The April 2026 ownership transition to John and Laurie Guertin was handled with the same care and respect for legacy. Keeping the existing staff intact was a priority from day one, which signals a genuine commitment to continuity rather than reinvention.

New Hampshire has seen plenty of beloved restaurants disappear quietly. The fact that this one keeps finding ways to survive and thrive says everything about what it means to the people who call Hampton home.

Plan Your Visit to 490 Lafayette Road Before Everyone Else Does

Plan Your Visit to 490 Lafayette Road Before Everyone Else Does
© Old Salt Restaurant at Lamies Inn

The Old Salt Restaurant and Lamie’s Tavern sits at 490 Lafayette Road in Hampton, New Hampshire, and it is well worth the drive from anywhere in the region. Free parking is available on-site, which is a genuine luxury for a restaurant of this popularity.

The establishment is kid-friendly, pet-friendly, and air-conditioned, covering all the practical bases that make a family outing stress-free.

Reservations are strongly recommended, especially for Sunday brunch and weekend dinners. The dining room fills up quickly, and showing up without a reservation on a busy Saturday night is a gamble that does not always pay off.

Calling ahead is easy, and the phone staff are genuinely helpful and warm.

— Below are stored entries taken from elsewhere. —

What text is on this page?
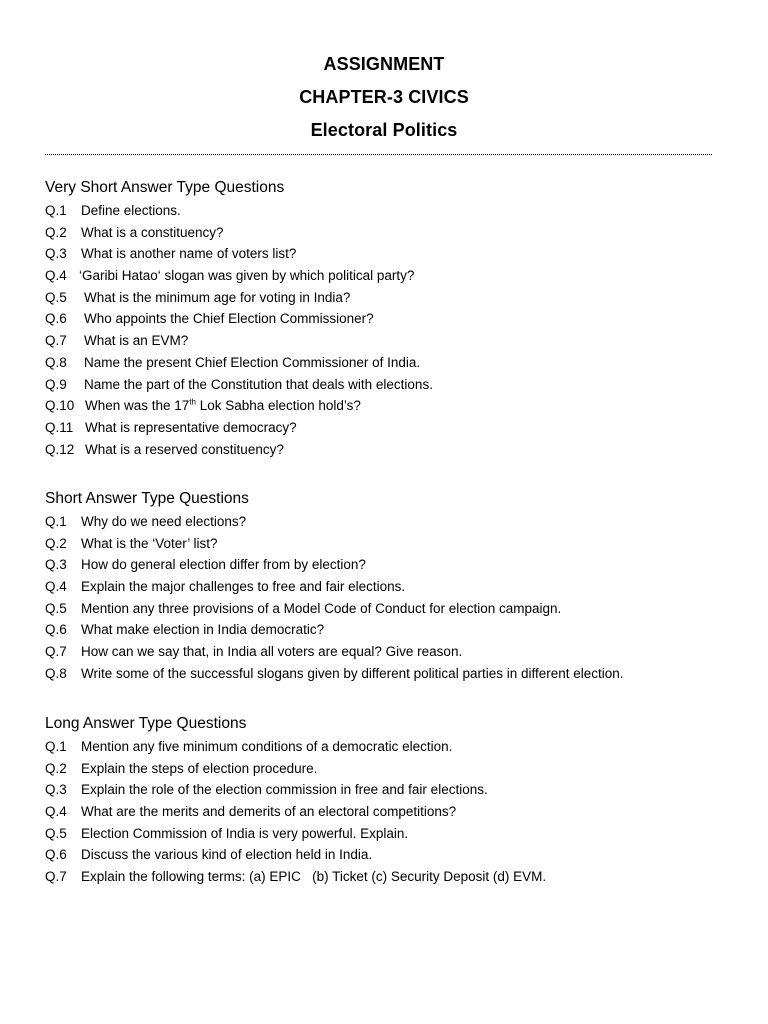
ASSIGNMENT
CHAPTER-3 CIVICS
Electoral Politics
Very Short Answer Type Questions
Q.1	Define elections.
Q.2	What is a constituency?
Q.3	What is another name of voters list?
Q.4 ‘Garibi Hatao‘ slogan was given by which political party?
Q.5	What is the minimum age for voting in India?
Q.6	Who appoints the Chief Election Commissioner?
Q.7	What is an EVM?
Q.8	Name the present Chief Election Commissioner of India.
Q.9	Name the part of the Constitution that deals with elections.
Q.10 When was the 17th Lok Sabha election hold’s?
Q.11 What is representative democracy?
Q.12 What is a reserved constituency?
Short Answer Type Questions
Q.1	Why do we need elections?
Q.2	What is the ‘Voter’ list?
Q.3	How do general election differ from by election?
Q.4	Explain the major challenges to free and fair elections.
Q.5	Mention any three provisions of a Model Code of Conduct for election campaign.
Q.6	What make election in India democratic?
Q.7	How can we say that, in India all voters are equal? Give reason.
Q.8	Write some of the successful slogans given by different political parties in different election.
Long Answer Type Questions
Q.1	Mention any five minimum conditions of a democratic election.
Q.2	Explain the steps of election procedure.
Q.3	Explain the role of the election commission in free and fair elections.
Q.4	What are the merits and demerits of an electoral competitions?
Q.5	Election Commission of India is very powerful. Explain.
Q.6	Discuss the various kind of election held in India.
Q.7	Explain the following terms: (a) EPIC   (b) Ticket (c) Security Deposit (d) EVM.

Lamie’s Inn also offers lodging, making this an ideal base for exploring the Hampton Beach area and the broader New Hampshire seacoast. The inn is located less than ten minutes from multiple local event venues, which makes it a popular choice for travelers with plans in the area.

The full dining experience, from the historic atmosphere to the fresh seafood and the crackling fireplace, is something that sticks with you long after the drive home. Book early, arrive hungry, and prepare to become a regular.